En algunas ocasiones encontramos mujeres que gastan rodetes asomando bajo la montera, pero lo más habitual es encontrar una larga trenza de numerosos cabos –ancha– que nace bajo el tocado adornada por colonias de seda más o menos largas y se remata en su extremo con un gran lazo de colores. Podemos observar en la fotografía este segundo lazo asomando detrás del manteo y la manga derecha del jubón de niña. A un lado de la cabeza, en el perfil que muestra a la cámara, vemos una de esas «trencitas» que parten de las dos mitades delanteras en las que se dividía el pelo –dejando la mitad trasera de la cabeza para la trenza grande y utilizando las partes restantes para hacer los rodetes, trenzas o torsiones que ajustaban el moño trasero–. Distinguimos este peinado en dos retratos conservados por el Marqués de la Floresta (Segovia). En el primero, el plano lateral nos permite obtener una visión distinta del peinado, que resulta admirable en el segundo, donde doña Luisa de Contreras y Thomé, sobrina del VI Marqués de Lozoya, aparece ricamente ataviada y con unas vistosas y perfectas trenzas como las descritas (ver Imágenes 24 y 25).

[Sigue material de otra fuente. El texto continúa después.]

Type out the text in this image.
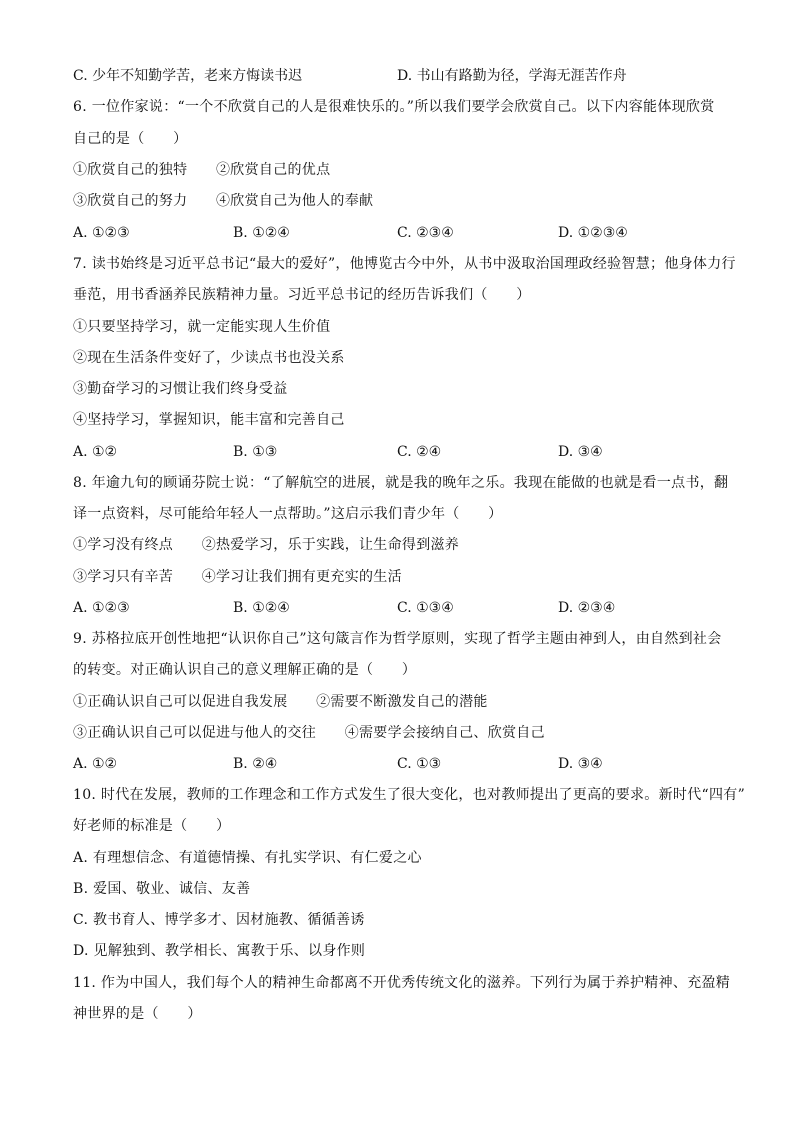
C. 少年不知勤学苦，老来方悔读书迟	D. 书山有路勤为径，学海无涯苦作舟
6. 一位作家说：“一个不欣赏自己的人是很难快乐的。”所以我们要学会欣赏自己。以下内容能体现欣赏
自己的是（　　）
①欣赏自己的独特　　②欣赏自己的优点
③欣赏自己的努力　　④欣赏自己为他人的奉献
A. ①②③	B. ①②④	C. ②③④	D. ①②③④
7. 读书始终是习近平总书记“最大的爱好”，他博览古今中外，从书中汲取治国理政经验智慧；他身体力行
垂范，用书香涵养民族精神力量。习近平总书记的经历告诉我们（　　）
①只要坚持学习，就一定能实现人生价值
②现在生活条件变好了，少读点书也没关系
③勤奋学习的习惯让我们终身受益
④坚持学习，掌握知识，能丰富和完善自己
A. ①②	B. ①③	C. ②④	D. ③④
8. 年逾九旬的顾诵芬院士说：“了解航空的进展，就是我的晚年之乐。我现在能做的也就是看一点书，翻
译一点资料，尽可能给年轻人一点帮助。”这启示我们青少年（　　）
①学习没有终点　　②热爱学习，乐于实践，让生命得到滋养
③学习只有辛苦　　④学习让我们拥有更充实的生活
A. ①②③	B. ①②④	C. ①③④	D. ②③④
9. 苏格拉底开创性地把“认识你自己”这句箴言作为哲学原则，实现了哲学主题由神到人，由自然到社会
的转变。对正确认识自己的意义理解正确的是（　　）
①正确认识自己可以促进自我发展　　②需要不断激发自己的潜能
③正确认识自己可以促进与他人的交往　　④需要学会接纳自己、欣赏自己
A. ①②	B. ②④	C. ①③	D. ③④
10. 时代在发展，教师的工作理念和工作方式发生了很大变化，也对教师提出了更高的要求。新时代“四有”
好老师的标准是（　　）
A. 有理想信念、有道德情操、有扎实学识、有仁爱之心
B. 爱国、敬业、诚信、友善
C. 教书育人、博学多才、因材施教、循循善诱
D. 见解独到、教学相长、寓教于乐、以身作则
11. 作为中国人，我们每个人的精神生命都离不开优秀传统文化的滋养。下列行为属于养护精神、充盈精
神世界的是（　　）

Entre otras tantas imágenes, también las encontramos en grabados como el del ya mencionado baile de Nieva (1871) –en el que puede apreciarse este peinado en varias mozas– o «Traje de la molinera de Mozoncillo: lugar a nueve leguas de Segovia» conservado en el Museo del Romanticismo de Madrid y realizado en torno a 1840 por Avrial y Flores. En este último queda perfectamente representada una mujer del referido pueblo –a escasos siete kilómetros de Carbonero– en una vista delantera y trasera que muestra a la perfección las características del mismo (ver Imagen 26). Carlos Porro indica en uno de los capítulos del libro Indumentaria de Segovia que de entre todos los trabajos de este autor merece especial mención el que nos ocupa, del que hace una pequeña descripción mencionando el peinado y uso de la toca:

El dibujo mimado de cada detalle se inicia con una imaginativa descripción del cabello, colocado en dos trenzas que se disponen a la espalda formando una central muy propia para el uso de montera y las collaradas. Aparece además lo que parece ser una toca fina suelta en este caso y no colocada bajo la montera, prenda según la tradición segoviana propia de las casadas y cuajada de bordaduras y tal vez aplicaciones de lentejuelas o chapistería colorista, hoy perdida casi por completo en su conocimiento actual. (Porro, 2018a, p.160)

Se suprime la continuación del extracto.